You've declared the static members fine, but not defined them anywhere.
Basically what you've said "there exists some static member", but never set aside some memory for it, you need:
int A::x = 100;
Somewhere outside the class and not inside main.
Section [9.4.2]
Static Data Members
The declaration of a static data member in its class definition is not a definition and may be of an incomplete type other than cv-qualified void. The definition for a static data member shall appear in a namespace scope enclosing the member’s class definition. In the definition at namespace scope, the name of the static data member shall be qualified by its class name using the :: operator
You need to define the static member variable of the class outside the class as static member variables require declaration as well as definition.
#include <iostream>
using namespace std;
class A
{
public:
static int x;
static int getX() {return x;}
};
int A::x; // STATIC MEMBER VARIABLE x DEFINITION
int main()
{
A::x = 100; // REMOVE int FROM HERE
cout<<A::getX();
return 0;
}
Try:
#include <iostream>
using namespace std;
class A
{
public:
// This declares it.
static int x;
static int getX(){return x;}
};
// Now you need an create the object so
// This must be done in once source file (at file scope level)
int A::x = 100;
int main()
{
A::x = 200;
// Notice no 'int' keyword before A::x on this line. You can modify A::x
cout<<A::getX(); // Should work
return 0;
}
The definition of static member variables must live at file scope, i.e. outside all functions, etc.
Try this example:
#include<iostream>
using namespace std;
class check
{
static int a;
public:
void change();
} ;
int check::a=10;
void check::change()
{
a++;
cout<<a<<"\n";
}
int main()
{
int i,j;
check c;
check b;
c.change();
b.change();
return 0;
}
Now you have worked out how to use static class members I will advise you that you should generally use them only in the following circumstances:
For use in templates. So in your example you could have GetX() in different classes and in a template somewhere you would use
template< typename T >
int func()
{
return T::GetX();
}
although obviously more elaborate. But here your static function being in a class serves a purpose.

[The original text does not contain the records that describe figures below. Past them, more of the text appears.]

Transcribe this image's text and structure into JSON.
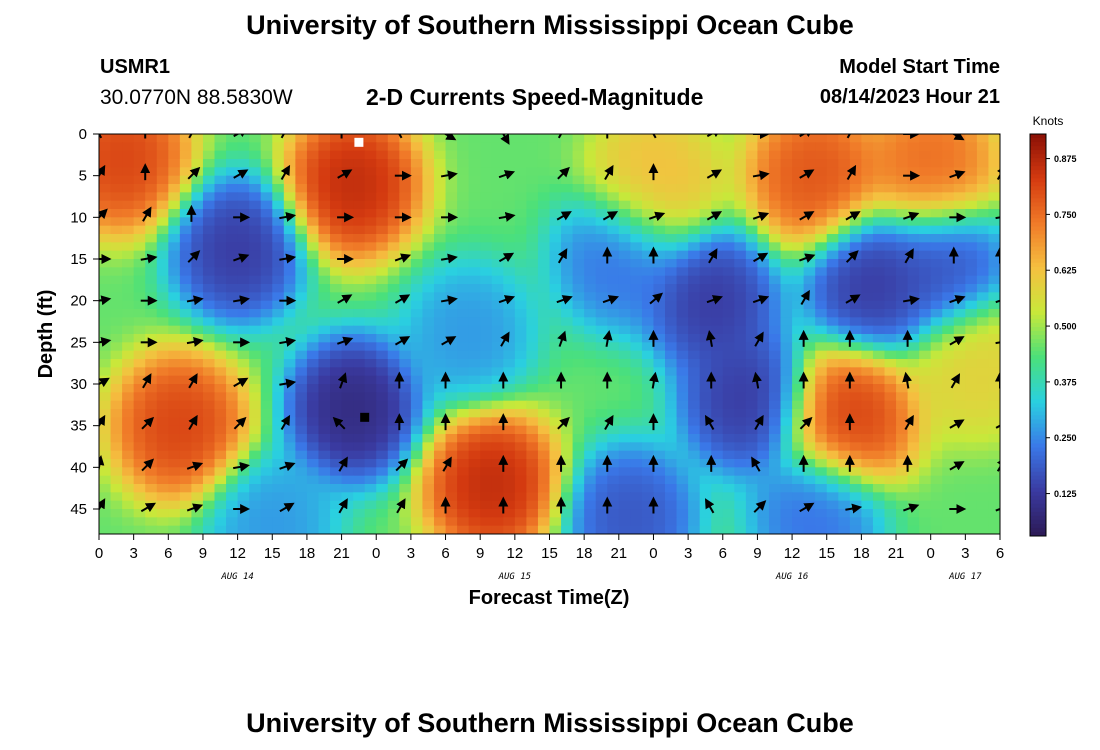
{
  "header": {
    "title": "University of Southern Mississippi Ocean Cube",
    "station_id": "USMR1",
    "station_coords": "30.0770N  88.5830W",
    "chart_title": "2-D Currents Speed-Magnitude",
    "model_label": "Model Start Time",
    "model_time": "08/14/2023 Hour 21"
  },
  "footer": {
    "title": "University of Southern Mississippi Ocean Cube"
  },
  "chart_data": {
    "type": "heatmap",
    "title": "2-D Currents Speed-Magnitude",
    "xlabel": "Forecast Time(Z)",
    "ylabel": "Depth (ft)",
    "x_ticks": [
      "0",
      "3",
      "6",
      "9",
      "12",
      "15",
      "18",
      "21",
      "0",
      "3",
      "6",
      "9",
      "12",
      "15",
      "18",
      "21",
      "0",
      "3",
      "6",
      "9",
      "12",
      "15",
      "18",
      "21",
      "0",
      "3",
      "6"
    ],
    "x_range_hours": [
      0,
      78
    ],
    "day_labels": [
      {
        "text": "AUG 14",
        "hour": 12
      },
      {
        "text": "AUG 15",
        "hour": 36
      },
      {
        "text": "AUG 16",
        "hour": 60
      },
      {
        "text": "AUG 17",
        "hour": 75
      }
    ],
    "y_ticks": [
      0,
      5,
      10,
      15,
      20,
      25,
      30,
      35,
      40,
      45
    ],
    "ylim": [
      48,
      0
    ],
    "colorbar": {
      "unit": "Knots",
      "ticks": [
        "0.875",
        "0.750",
        "0.625",
        "0.500",
        "0.375",
        "0.250",
        "0.125"
      ],
      "tick_values": [
        0.875,
        0.75,
        0.625,
        0.5,
        0.375,
        0.25,
        0.125
      ],
      "range": [
        0.03,
        0.93
      ],
      "colors": [
        "#2c1a55",
        "#3a3aa0",
        "#3a78e8",
        "#2ad0e0",
        "#4be07a",
        "#c8e83a",
        "#f5c040",
        "#f07a28",
        "#d43a10",
        "#8a1006"
      ]
    },
    "speed_anomalies": [
      {
        "hour": 2,
        "depth": 3,
        "speed": 0.85
      },
      {
        "hour": 22,
        "depth": 6,
        "speed": 0.9
      },
      {
        "hour": 48,
        "depth": 6,
        "speed": 0.65
      },
      {
        "hour": 62,
        "depth": 5,
        "speed": 0.82
      },
      {
        "hour": 72,
        "depth": 4,
        "speed": 0.78
      },
      {
        "hour": 12,
        "depth": 14,
        "speed": 0.1
      },
      {
        "hour": 22,
        "depth": 33,
        "speed": 0.05
      },
      {
        "hour": 45,
        "depth": 15,
        "speed": 0.2
      },
      {
        "hour": 53,
        "depth": 20,
        "speed": 0.1
      },
      {
        "hour": 56,
        "depth": 32,
        "speed": 0.1
      },
      {
        "hour": 67,
        "depth": 18,
        "speed": 0.1
      },
      {
        "hour": 73,
        "depth": 16,
        "speed": 0.15
      },
      {
        "hour": 7,
        "depth": 35,
        "speed": 0.85
      },
      {
        "hour": 34,
        "depth": 42,
        "speed": 0.9
      },
      {
        "hour": 65,
        "depth": 34,
        "speed": 0.85
      },
      {
        "hour": 32,
        "depth": 24,
        "speed": 0.25
      },
      {
        "hour": 62,
        "depth": 46,
        "speed": 0.2
      },
      {
        "hour": 46,
        "depth": 46,
        "speed": 0.15
      },
      {
        "hour": 15,
        "depth": 47,
        "speed": 0.25
      },
      {
        "hour": 76,
        "depth": 28,
        "speed": 0.6
      }
    ],
    "speed_base": 0.45,
    "arrow_hours": [
      0,
      4,
      8,
      12,
      16,
      21,
      26,
      30,
      35,
      40,
      44,
      48,
      53,
      57,
      61,
      65,
      70,
      74,
      78
    ],
    "arrow_depths": [
      0,
      5,
      10,
      15,
      20,
      25,
      30,
      35,
      40,
      45
    ],
    "arrow_directions_deg": [
      [
        -120,
        -90,
        -60,
        -30,
        -60,
        -90,
        -120,
        30,
        60,
        -60,
        -90,
        -120,
        -30,
        0,
        -30,
        -60,
        0,
        30,
        -120
      ],
      [
        -60,
        -90,
        -45,
        -30,
        -60,
        -30,
        0,
        -10,
        -20,
        -45,
        -60,
        -90,
        -30,
        -10,
        -30,
        -60,
        0,
        -20,
        -60
      ],
      [
        -45,
        -60,
        -90,
        0,
        -10,
        0,
        0,
        0,
        -10,
        -30,
        -30,
        -20,
        -30,
        -20,
        -30,
        -30,
        -20,
        0,
        -10
      ],
      [
        0,
        -10,
        -45,
        -20,
        -10,
        0,
        -20,
        -10,
        -30,
        -60,
        -90,
        -90,
        -60,
        -30,
        -20,
        -45,
        -60,
        -90,
        -90
      ],
      [
        -10,
        0,
        -10,
        -10,
        0,
        -30,
        -30,
        -10,
        -20,
        -20,
        -20,
        -40,
        -20,
        -20,
        -60,
        -30,
        -10,
        -20,
        -20
      ],
      [
        -10,
        0,
        -10,
        0,
        -10,
        -20,
        -30,
        -30,
        -60,
        -70,
        -80,
        -90,
        -100,
        -60,
        -90,
        -90,
        -90,
        -30,
        -10
      ],
      [
        -30,
        -60,
        -60,
        -30,
        -10,
        -70,
        -90,
        -90,
        -90,
        -90,
        -90,
        -80,
        -90,
        -100,
        -90,
        -90,
        -100,
        -60,
        -90
      ],
      [
        -60,
        -45,
        -60,
        -45,
        -60,
        -135,
        -90,
        -90,
        -90,
        -45,
        -60,
        -90,
        -120,
        -60,
        -45,
        -90,
        -60,
        -30,
        -30
      ],
      [
        -80,
        -45,
        -20,
        -10,
        -20,
        -60,
        -45,
        -60,
        -90,
        -90,
        -90,
        -90,
        -90,
        -120,
        -90,
        -90,
        -90,
        -30,
        -60
      ],
      [
        -60,
        -30,
        -20,
        0,
        -30,
        -60,
        -60,
        -90,
        -90,
        -90,
        -90,
        -90,
        -120,
        -45,
        -30,
        -10,
        -20,
        0,
        -20
      ]
    ],
    "markers": [
      {
        "hour": 22.5,
        "depth": 1,
        "color": "#ffffff"
      },
      {
        "hour": 23,
        "depth": 34,
        "color": "#000000"
      }
    ]
  }
}
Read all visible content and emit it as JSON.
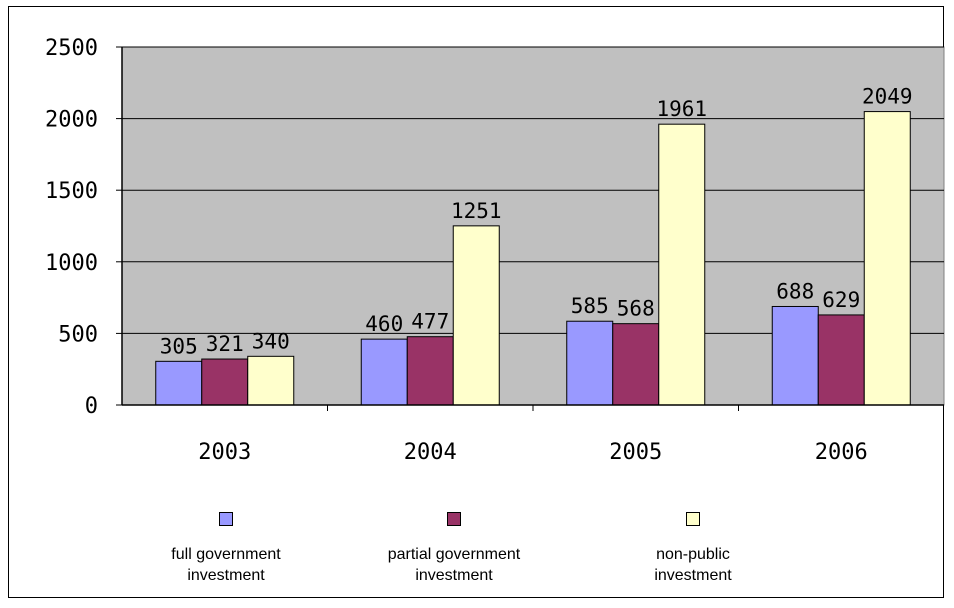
{
  "chart_data": {
    "type": "bar",
    "categories": [
      "2003",
      "2004",
      "2005",
      "2006"
    ],
    "series": [
      {
        "name": "full government investment",
        "values": [
          305,
          460,
          585,
          688
        ],
        "color": "#9999ff"
      },
      {
        "name": "partial government investment",
        "values": [
          321,
          477,
          568,
          629
        ],
        "color": "#993366"
      },
      {
        "name": "non-public investment",
        "values": [
          340,
          1251,
          1961,
          2049
        ],
        "color": "#ffffcc"
      }
    ],
    "y_ticks": [
      "0",
      "500",
      "1000",
      "1500",
      "2000",
      "2500"
    ],
    "ylim": [
      0,
      2500
    ],
    "grid": true,
    "plot_background": "#c0c0c0",
    "legend_position": "bottom",
    "data_labels": true
  },
  "legend": {
    "items": [
      {
        "line1": "full government",
        "line2": "investment"
      },
      {
        "line1": "partial government",
        "line2": "investment"
      },
      {
        "line1": "non-public",
        "line2": "investment"
      }
    ]
  }
}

Where the function needs access to the class, i.e. to private members. You could make it a friend but you may as well make it static. Often the case in callbacks.
The rest of the time you can probably use compilation-unit level functions and variables which has the advantage of taking your members out of the header (particularly if they are private). The less implementation detail you give the better.
You can use the inline keyword since c++ 17 in front of static members to avoid a definition outside of class scope. Your code should now look like this:
#include <iostream>
using namespace std;
class A
{
public:
inline static int x;
static int getX() {return x;}
};
int main()
{
A::x = 100; //Works now
cout<<A::getX()<<'\n';
return 0;
}
Case 1: static variable
As we all know, defining a static variable inside a class which will throw compilation error. E.g. below
class Stats
{
public:
static int AtkStats[3];
*static int a =20;* // Error: defining a value for static variable
};
int Stats::AtkStats[3] = {10, 0, 0};
Output:
error: ISO C++ forbids in-class initialization of non-const static member 'Stats::a'
Case 2: const static variable
For const static variable, we can define a value either inside a class or Outside class.
class Stats
{
public:
static const int AtkStats[3];
static const int a =20; // Success: defining a value for a const static
};
const int Stats::AtkStats[3] = {10, 0, 0};
const int Stats::a = 20; // we can define outside also
Output:
Compilation success.